A nationwide atheist organization has sued the Indiana state government over its marriage statute, which they say forbids them from overseeing marriages.
Arguments were heard in U.S. District Court on Monday for the suit filed by the Center for Inquiry against Indiana's marriage statute, which the secular group alleges is unconstitutional.
Paul Fidalgo, communications director for the Center for Inquiry, told The Christian Post that nonreligious people should be allowed to choose a nonreligious celebrant solemnizing their marriage.
"We believe that just because a person is nonreligious, that doesn't mean that they shouldn't have the opportunity to be married by the officiant of their choice," said Fidalgo.
"The nonreligious, who often have secular celebrants they would prefer to have play that important role in their lives, deserve the same right."

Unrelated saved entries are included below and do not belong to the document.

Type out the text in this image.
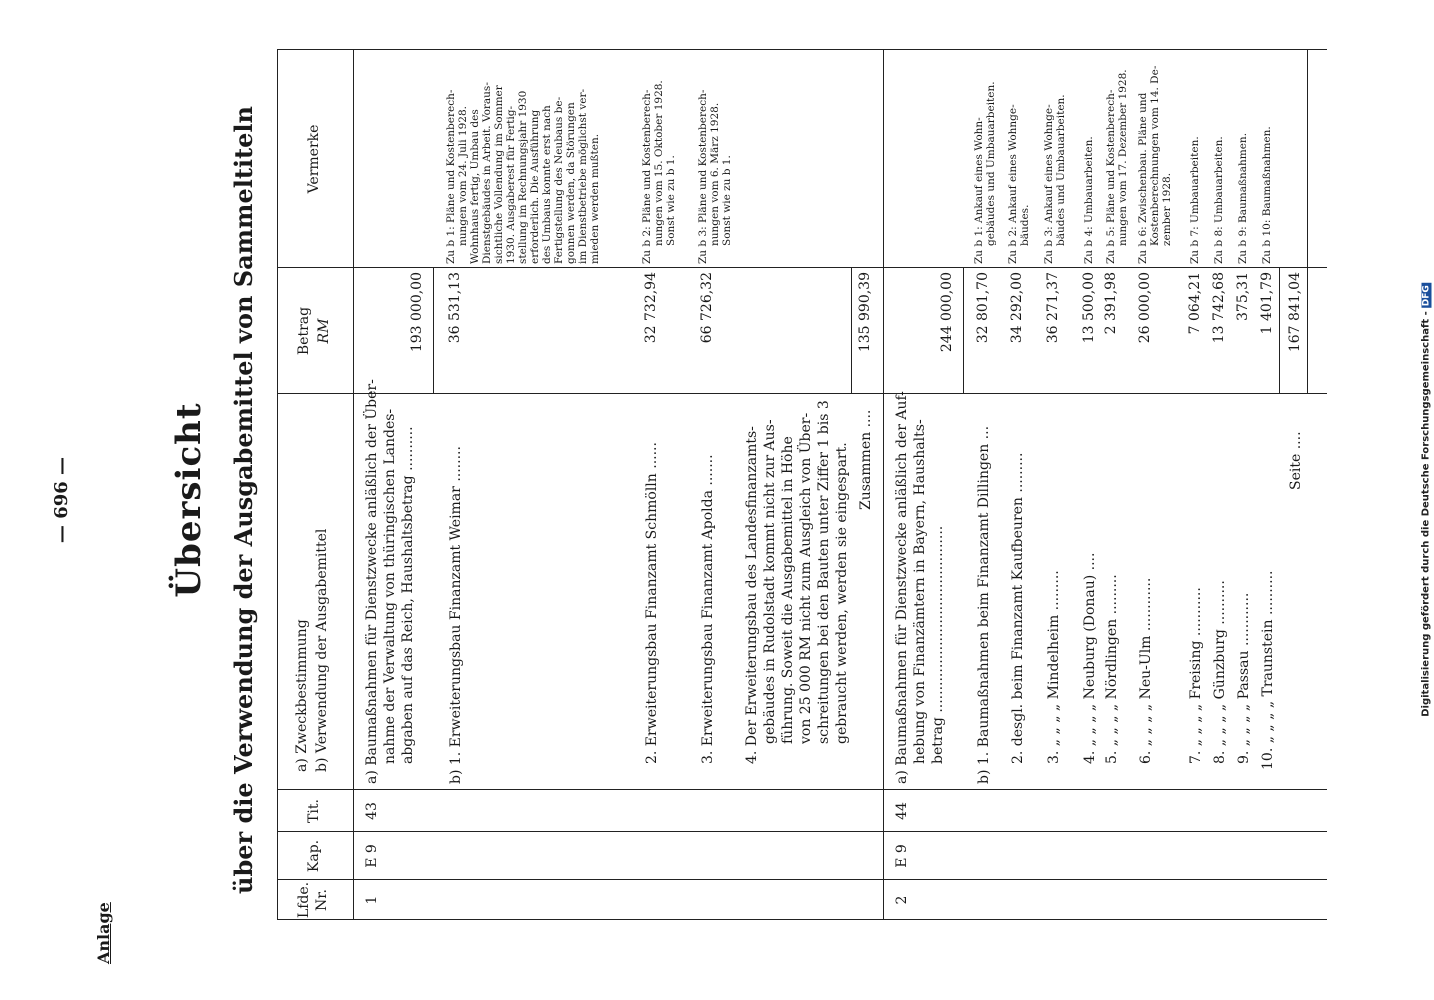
— 696 —
Anlage
Übersicht über die Verwendung der Ausgabemittel von Sammeltiteln
Lfde. Nr.
Kap.
Tit.
a) Zweckbestimmung b) Verwendung der Ausgabemittel
Betrag RM
Vermerke
1
E 9
43
a) Baumaßnahmen für Dienstzwecke anläßlich der Über- nahme der Verwaltung von thüringischen Landes- abgaben auf das Reich, Haushaltsbetrag ..........
193 000,00
b) 1. Erweiterungsbau Finanzamt Weimar ........
36 531,13
Zu b 1: Pläne und Kostenberech- nungen vom 24. Juli 1928. Wohnhaus fertig, Umbau des Dienstgebäudes in Arbeit. Voraus- sichtliche Vollendung im Sommer 1930. Ausgaberest für Fertig- stellung im Rechnungsjahr 1930 erforderlich. Die Ausführung des Umbaus konnte erst nach Fertigstellung des Neubaus be- gonnen werden, da Störungen im Dienstbetriebe möglichst ver- mieden werden mußten.
2. Erweiterungsbau Finanzamt Schmölln ......
32 732,94
Zu b 2: Pläne und Kostenberech- nungen vom 15. Oktober 1928. Sonst wie zu b 1.
3. Erweiterungsbau Finanzamt Apolda .......
66 726,32
Zu b 3: Pläne und Kostenberech- nungen vom 6. März 1928. Sonst wie zu b 1.
4. Der Erweiterungsbau des Landesfinanzamts- gebäudes in Rudolstadt kommt nicht zur Aus- führung. Soweit die Ausgabemittel in Höhe von 25 000 RM nicht zum Ausgleich von Über- schreitungen bei den Bauten unter Ziffer 1 bis 3 gebraucht werden, werden sie eingespart. Zusammen ....
135 990,39
2
E 9
44
a) Baumaßnahmen für Dienstzwecke anläßlich der Auf- hebung von Finanzämtern in Bayern, Haushalts- betrag ..........................................
244 000,00
b) 1. Baumaßnahmen beim Finanzamt Dillingen ...
32 801,70
Zu b 1: Ankauf eines Wohn- gebäudes und Umbauarbeiten.
2. desgl. beim Finanzamt Kaufbeuren .........
34 292,00
Zu b 2: Ankauf eines Wohnge- bäudes.
3. „ „ „ „ Mindelheim .........
36 271,37
Zu b 3: Ankauf eines Wohnge- bäudes und Umbauarbeiten.
4. „ „ „ „ Neuburg (Donau) ....
13 500,00
Zu b 4: Umbauarbeiten.
5. „ „ „ „ Nördlingen .........
2 391,98
Zu b 5: Pläne und Kostenberech- nungen vom 17. Dezember 1928.
6. „ „ „ „ Neu-Ulm ............
26 000,00
Zu b 6: Zwischenbau. Pläne und Kostenberechnungen vom 14. De- zember 1928.
7. „ „ „ „ Freising ...........
7 064,21
Zu b 7: Umbauarbeiten.
8. „ „ „ „ Günzburg ..........
13 742,68
Zu b 8: Umbauarbeiten.
9. „ „ „ „ Passau ............
375,31
Zu b 9: Baumaßnahmen.
10. „ „ „ „ Traunstein ..........
1 401,79
Zu b 10: Baumaßnahmen.
Seite ....
167 841,04	Digitalisierung gefördert durch die Deutsche Forschungsgemeinschaft -DFG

According to Indiana Code 31-11-6, titled "Authority to Solemnize Marriages," those who can perform marriages include a "member of the clergy of a religious organization (even if the cleric does not perform religious functions for an individual congregation), such as a minister of the gospel, a priest, a bishop, an archbishop, or a rabbi."

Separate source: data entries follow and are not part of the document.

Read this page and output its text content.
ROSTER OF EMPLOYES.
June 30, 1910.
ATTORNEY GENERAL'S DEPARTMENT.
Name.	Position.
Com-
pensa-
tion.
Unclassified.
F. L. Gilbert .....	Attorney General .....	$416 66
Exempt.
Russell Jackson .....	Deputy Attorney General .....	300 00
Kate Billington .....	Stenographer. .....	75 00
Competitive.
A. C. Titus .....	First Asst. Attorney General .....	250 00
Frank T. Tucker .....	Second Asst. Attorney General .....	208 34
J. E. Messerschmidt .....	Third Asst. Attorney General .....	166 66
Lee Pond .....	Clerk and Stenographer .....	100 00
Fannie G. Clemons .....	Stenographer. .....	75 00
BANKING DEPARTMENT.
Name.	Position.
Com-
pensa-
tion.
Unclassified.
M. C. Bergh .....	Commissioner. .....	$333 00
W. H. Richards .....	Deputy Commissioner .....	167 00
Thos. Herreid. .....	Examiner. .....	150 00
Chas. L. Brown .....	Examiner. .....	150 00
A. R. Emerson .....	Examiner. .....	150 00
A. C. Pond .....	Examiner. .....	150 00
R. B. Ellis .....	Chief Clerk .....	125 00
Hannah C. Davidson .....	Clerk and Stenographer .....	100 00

The code section also specifically lists certain government officials as well, and specifically names the Friends Church, German Baptists, the Baha'i faith, The Church of Jesus Christ of Latter-day Saints, and an imam of a mosque as groups and individuals who can solemnize marriages.
"Religious believers are not limited to a handful of government functionaries to solemnize their marriages -- they are allowed to have a leader in their faith community perform the ceremony and solemnize their marriage," said Fidalgo.
Bryan Corbin, Public Information Officer for the Office of the Indiana Attorney General, told The Christian Post that presently arguments are being heard over an injunction against the marriage statute.
"The state opposes an injunction, and the court has not ruled yet. Because of the ongoing litigation, there is little comment that our office can make about the case at this time," said Corbin. "We note that the purpose of the statute is for the state to regulate marriage while accommodating religious groups and providing alternatives for nonreligious organizations."
Corbin provided CP with a brief that was filed by the Attorney General's Office on Tuesday, Oct. 9, which states that "there is no constitutional right to solemnize marriages."
"CFI's relatively short history and organizational indifference to marriage are instructive in this regard, as they demonstrate that CFI has no traditional association with marriage, and no philosophy that incorporates marriage in any significant way," reads the brief in part.
"With marriage solemnization, the State has chosen to remain sensitive to the traditional practices of groups for whom marriage is a special, indeed commanded, institution-a rationale that does not apply to CFI."
The Center for Inquiry's case is being handled by the Indiana chapter of the American Civil Liberties Union. With arguments heard, a decision from the district court is still pending.